When I think about the fact that I’m going to have to battle these problems for the rest of my life, there are days when I wonder if I can. There are days when I’m just tired of staying strong, of fighting against that part of my brain that wants to go back to those harming behaviours to control my weight. Some days I think it would be easier to just give in to these behaviours. Some days I do.
On these days I feel like a hypocrite because I’m forever talking about body positivity and acceptance, and I believe in every word. I don’t want anyone to feel how I’ve felt. Our bodies are miracles. But that little villain in my brain takes some fighting, and on some days, it’s really hard work.

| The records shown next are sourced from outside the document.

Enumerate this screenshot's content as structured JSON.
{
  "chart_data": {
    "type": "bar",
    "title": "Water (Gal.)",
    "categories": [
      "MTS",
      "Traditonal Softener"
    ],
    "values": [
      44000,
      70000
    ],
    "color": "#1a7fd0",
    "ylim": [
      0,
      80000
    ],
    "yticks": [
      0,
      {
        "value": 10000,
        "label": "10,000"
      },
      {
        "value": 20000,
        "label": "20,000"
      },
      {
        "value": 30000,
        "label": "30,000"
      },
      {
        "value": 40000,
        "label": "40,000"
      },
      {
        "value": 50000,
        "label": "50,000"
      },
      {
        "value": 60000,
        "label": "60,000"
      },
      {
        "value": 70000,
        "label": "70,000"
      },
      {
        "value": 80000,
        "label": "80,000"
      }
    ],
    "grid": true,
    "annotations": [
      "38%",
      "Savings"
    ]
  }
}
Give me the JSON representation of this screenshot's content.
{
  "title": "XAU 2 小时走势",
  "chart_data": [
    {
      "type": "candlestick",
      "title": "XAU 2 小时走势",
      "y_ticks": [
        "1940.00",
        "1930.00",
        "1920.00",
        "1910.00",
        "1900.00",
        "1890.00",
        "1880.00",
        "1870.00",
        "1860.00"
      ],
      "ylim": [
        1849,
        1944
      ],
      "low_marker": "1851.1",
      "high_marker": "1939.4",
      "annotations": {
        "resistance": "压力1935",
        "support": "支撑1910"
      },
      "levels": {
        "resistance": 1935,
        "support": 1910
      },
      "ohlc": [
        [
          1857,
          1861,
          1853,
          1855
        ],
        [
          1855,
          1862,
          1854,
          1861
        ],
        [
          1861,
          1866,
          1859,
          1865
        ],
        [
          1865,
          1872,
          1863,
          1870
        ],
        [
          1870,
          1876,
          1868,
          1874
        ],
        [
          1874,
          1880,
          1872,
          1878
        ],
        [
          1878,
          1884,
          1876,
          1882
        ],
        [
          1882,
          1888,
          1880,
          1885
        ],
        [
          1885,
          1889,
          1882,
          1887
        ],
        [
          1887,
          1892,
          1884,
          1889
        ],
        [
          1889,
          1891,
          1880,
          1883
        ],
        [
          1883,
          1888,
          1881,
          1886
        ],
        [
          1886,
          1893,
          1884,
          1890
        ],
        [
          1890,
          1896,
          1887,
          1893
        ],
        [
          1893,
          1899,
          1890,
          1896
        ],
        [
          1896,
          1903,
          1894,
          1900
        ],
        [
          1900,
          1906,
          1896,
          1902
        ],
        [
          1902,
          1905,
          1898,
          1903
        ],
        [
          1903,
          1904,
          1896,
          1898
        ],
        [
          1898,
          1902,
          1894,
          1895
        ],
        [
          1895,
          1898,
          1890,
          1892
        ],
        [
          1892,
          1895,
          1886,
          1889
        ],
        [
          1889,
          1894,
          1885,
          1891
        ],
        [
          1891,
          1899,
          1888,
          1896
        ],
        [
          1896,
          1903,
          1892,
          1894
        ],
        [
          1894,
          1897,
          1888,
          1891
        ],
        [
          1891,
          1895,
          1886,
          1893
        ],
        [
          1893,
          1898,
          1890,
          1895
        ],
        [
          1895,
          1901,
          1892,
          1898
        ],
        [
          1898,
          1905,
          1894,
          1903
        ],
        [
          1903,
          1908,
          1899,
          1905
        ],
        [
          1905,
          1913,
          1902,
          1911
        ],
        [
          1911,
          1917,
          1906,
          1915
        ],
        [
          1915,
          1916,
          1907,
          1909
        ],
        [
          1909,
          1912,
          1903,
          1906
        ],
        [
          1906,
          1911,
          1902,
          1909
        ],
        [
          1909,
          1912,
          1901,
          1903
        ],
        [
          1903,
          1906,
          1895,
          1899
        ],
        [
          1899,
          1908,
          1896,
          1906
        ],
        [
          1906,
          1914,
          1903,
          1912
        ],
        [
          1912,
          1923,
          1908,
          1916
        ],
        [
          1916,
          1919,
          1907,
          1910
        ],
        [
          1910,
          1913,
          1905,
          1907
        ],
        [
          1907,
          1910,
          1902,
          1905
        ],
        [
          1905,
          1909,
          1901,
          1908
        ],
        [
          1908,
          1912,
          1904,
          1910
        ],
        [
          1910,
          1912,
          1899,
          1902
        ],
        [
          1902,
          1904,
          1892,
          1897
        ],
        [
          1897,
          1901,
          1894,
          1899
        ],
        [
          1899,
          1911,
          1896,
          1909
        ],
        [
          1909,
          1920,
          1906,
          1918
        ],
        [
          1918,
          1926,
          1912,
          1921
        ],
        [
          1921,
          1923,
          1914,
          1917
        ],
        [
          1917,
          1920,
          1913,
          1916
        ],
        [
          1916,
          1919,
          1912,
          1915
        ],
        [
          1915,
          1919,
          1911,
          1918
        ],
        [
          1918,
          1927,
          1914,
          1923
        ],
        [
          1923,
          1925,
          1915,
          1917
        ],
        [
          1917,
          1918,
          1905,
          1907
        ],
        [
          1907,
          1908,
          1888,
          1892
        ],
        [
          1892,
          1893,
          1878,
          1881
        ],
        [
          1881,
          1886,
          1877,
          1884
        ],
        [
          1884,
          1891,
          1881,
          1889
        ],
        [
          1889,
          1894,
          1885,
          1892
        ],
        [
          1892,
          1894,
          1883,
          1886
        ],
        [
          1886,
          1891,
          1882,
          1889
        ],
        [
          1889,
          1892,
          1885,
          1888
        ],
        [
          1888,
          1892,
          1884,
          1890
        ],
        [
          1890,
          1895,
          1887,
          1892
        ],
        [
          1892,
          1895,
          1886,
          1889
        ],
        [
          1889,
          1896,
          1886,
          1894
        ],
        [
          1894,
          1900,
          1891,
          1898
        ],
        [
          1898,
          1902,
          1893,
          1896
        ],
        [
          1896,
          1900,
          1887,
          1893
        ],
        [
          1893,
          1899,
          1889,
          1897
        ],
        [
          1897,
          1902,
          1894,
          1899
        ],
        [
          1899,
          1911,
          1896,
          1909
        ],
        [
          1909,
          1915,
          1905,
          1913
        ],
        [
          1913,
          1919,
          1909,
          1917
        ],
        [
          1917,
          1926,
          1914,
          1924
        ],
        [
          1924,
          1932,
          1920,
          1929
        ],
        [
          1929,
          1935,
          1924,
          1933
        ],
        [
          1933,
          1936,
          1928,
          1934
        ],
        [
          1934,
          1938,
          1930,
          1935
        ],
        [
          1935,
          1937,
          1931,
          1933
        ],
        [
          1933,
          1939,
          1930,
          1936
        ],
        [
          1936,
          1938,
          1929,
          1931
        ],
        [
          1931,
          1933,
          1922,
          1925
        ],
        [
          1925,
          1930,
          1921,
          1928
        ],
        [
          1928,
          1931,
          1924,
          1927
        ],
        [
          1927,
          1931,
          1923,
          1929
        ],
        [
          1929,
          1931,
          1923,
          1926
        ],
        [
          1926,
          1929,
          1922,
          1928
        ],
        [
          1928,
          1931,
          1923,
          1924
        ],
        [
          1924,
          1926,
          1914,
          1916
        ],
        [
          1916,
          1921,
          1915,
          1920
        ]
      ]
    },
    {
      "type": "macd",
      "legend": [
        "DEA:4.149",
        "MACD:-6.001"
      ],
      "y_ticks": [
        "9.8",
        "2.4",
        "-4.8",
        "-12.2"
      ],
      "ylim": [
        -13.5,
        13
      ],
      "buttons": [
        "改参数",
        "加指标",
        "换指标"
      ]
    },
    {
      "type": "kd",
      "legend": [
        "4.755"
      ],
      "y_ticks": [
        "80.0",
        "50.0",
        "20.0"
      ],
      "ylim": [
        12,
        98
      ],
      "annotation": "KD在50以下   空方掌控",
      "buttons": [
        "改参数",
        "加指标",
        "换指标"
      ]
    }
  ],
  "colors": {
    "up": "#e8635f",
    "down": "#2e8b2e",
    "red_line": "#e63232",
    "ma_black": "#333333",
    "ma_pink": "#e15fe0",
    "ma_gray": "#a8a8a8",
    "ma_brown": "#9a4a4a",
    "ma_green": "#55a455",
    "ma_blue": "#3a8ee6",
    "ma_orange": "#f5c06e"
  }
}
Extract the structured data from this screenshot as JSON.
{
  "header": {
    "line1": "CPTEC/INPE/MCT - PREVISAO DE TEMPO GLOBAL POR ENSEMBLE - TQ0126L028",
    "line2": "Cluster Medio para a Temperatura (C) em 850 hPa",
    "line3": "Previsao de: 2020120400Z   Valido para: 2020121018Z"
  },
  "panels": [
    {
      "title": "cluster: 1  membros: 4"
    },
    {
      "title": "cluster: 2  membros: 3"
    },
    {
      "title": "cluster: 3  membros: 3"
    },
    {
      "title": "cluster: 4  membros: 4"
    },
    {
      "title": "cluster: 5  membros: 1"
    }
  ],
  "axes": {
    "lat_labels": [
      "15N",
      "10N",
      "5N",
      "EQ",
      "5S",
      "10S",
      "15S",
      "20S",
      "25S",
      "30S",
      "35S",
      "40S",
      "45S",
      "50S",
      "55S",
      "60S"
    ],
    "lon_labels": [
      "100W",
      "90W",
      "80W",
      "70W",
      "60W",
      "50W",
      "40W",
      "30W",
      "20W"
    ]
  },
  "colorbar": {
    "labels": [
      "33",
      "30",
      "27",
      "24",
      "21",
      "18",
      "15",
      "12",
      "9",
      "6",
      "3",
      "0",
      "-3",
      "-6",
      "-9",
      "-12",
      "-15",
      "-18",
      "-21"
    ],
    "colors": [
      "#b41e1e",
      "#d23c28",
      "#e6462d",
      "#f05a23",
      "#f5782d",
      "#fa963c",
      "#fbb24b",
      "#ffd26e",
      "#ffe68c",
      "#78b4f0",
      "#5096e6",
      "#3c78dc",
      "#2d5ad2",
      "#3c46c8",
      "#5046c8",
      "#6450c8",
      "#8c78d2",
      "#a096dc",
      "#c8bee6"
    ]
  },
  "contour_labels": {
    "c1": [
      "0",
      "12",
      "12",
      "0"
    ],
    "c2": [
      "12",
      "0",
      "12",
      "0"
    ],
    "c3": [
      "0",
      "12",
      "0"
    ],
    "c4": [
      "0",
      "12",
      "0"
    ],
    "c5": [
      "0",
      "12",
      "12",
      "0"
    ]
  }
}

Then I have the OCD and the anxiety. The obsessive thoughts that are convinced that I’ve harmed someone or something in some way. The thoughts that constantly tell me I’m not good enough, that everything I say is just embarrassing and stupid and I should just not. The anxiety that makes it hard to function…or breathe.
I catastrophize constantly. Someone I know is going in a car? In my head, they’ve gone in the car, crashed and I’m at their funeral. Can’t get hold of someone? They’re not answering the phone because they’ve had an accident. And again, I’m at their funeral. It’s exhausting to rationalise these thoughts all the time.
While I’m more than happy to discuss my mental health, I rarely go into detail about the thoughts and behaviours that go along with it unless people ask. As I write this, I’m scared of what people will think. I’m worried that people will think this is trivial, that I’m making a fuss out of nothing. Then I worry that people will feel uncomfortable, is this going to change how people act around me? But then I think, that’s the whole point of this campaign, right? That we speak out about our experiences, break that stigma that trivialises our experiences or our problems.
Our battles are very, very real and at times, very scary. I think if I’d have known that other people were going through something similar when I was at my worst, that I wasn’t weird and different, I think that would have really helped, so my hope is that this can help someone, in some way. I really am okay most days by now. Cheesy as it sounds, these horrible, dark days do pass, and you will feel better. Help is out there for you; all you have to do is reach out.